Литмир - Электронная Библиотека
Содержание  
A
A

– Пусть, – сказал, в конце концов, Дирек. – Отец никогда не понимал и никогда не поймет, что без борьбы ничего не добьешься. Деревья, пчелы и птицы ему куда дороже людей.

– Но это не объясняет, почему он перешел на сторону врага, – ведь дело касается просто травы!

Кэрстин ответила:

– Он не перешел на сторону врага, Шейла. Ты не понимаешь отца: для него пренебрежение к земле – это святотатство. Она нас кормит, говорит он, мы на ней живем и не имеем права забывать, что, если бы не земля, мы бы все умерли.

– Как хорошо сказано и как справедливо! – воскликнула Недда.

Шейла зло возразила:

– Может, это и верно для Франции, где растет хлеб и делают вино, а тут людей не земля кормит: они почти не едят того, что сами выращивают.
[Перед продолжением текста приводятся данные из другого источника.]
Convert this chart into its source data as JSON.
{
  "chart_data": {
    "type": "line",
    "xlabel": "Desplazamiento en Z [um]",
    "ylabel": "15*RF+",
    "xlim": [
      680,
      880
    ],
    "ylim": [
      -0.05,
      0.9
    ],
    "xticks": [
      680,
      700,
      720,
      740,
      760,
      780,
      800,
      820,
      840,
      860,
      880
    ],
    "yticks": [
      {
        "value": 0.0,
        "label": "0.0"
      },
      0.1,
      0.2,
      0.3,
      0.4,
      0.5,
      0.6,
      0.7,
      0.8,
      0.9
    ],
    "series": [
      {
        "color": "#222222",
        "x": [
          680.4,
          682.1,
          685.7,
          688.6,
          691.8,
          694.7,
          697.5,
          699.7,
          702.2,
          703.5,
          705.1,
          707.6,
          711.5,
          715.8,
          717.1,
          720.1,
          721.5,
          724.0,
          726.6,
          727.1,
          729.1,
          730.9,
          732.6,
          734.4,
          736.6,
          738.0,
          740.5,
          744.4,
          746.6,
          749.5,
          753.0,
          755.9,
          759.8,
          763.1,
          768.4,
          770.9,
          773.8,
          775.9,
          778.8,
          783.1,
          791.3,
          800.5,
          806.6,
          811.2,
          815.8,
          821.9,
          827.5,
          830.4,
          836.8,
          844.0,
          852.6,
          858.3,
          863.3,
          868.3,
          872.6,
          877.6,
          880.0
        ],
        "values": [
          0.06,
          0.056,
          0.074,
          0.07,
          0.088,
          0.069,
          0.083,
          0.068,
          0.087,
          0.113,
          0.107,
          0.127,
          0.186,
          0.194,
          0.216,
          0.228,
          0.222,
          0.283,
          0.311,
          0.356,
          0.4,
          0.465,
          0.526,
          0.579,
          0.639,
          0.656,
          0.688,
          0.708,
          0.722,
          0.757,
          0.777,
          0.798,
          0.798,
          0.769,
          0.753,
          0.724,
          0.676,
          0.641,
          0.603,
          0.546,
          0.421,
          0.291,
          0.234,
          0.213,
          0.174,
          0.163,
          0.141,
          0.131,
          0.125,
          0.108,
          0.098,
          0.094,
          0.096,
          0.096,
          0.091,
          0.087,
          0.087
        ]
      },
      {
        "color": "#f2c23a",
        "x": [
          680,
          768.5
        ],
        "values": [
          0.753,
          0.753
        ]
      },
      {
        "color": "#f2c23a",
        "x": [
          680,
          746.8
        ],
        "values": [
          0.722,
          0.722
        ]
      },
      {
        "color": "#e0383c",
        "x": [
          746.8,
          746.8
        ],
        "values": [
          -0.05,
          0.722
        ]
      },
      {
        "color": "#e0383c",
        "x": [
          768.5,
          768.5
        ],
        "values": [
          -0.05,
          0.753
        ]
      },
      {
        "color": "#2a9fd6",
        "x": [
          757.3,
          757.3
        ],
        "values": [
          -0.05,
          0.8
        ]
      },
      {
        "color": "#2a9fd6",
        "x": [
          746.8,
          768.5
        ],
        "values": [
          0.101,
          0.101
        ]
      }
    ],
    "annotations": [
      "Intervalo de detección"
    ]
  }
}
Мы все едим привозную пищу и, значит, ничего такого чувствовать не можем. К тому же это просто сентиментальность, когда рядом такой произвол и с ним надо бороться!

– Твой отец вовсе не сентиментален, Шейла. То, что он чувствует, слишком для этого глубоко и неосознанно. Просто ему больно смотреть на гибель сена, и он не может сидеть сложа руки.

– Мама права, – вмешался в спор Дирек. – И это не имеет значения. Надо только, чтобы батраки не последовали его примеру. У них ведь к нему какое-то особое отношение…

Кэрстин покачала головой:

– Не бойся. Он им всегда казался чудаком!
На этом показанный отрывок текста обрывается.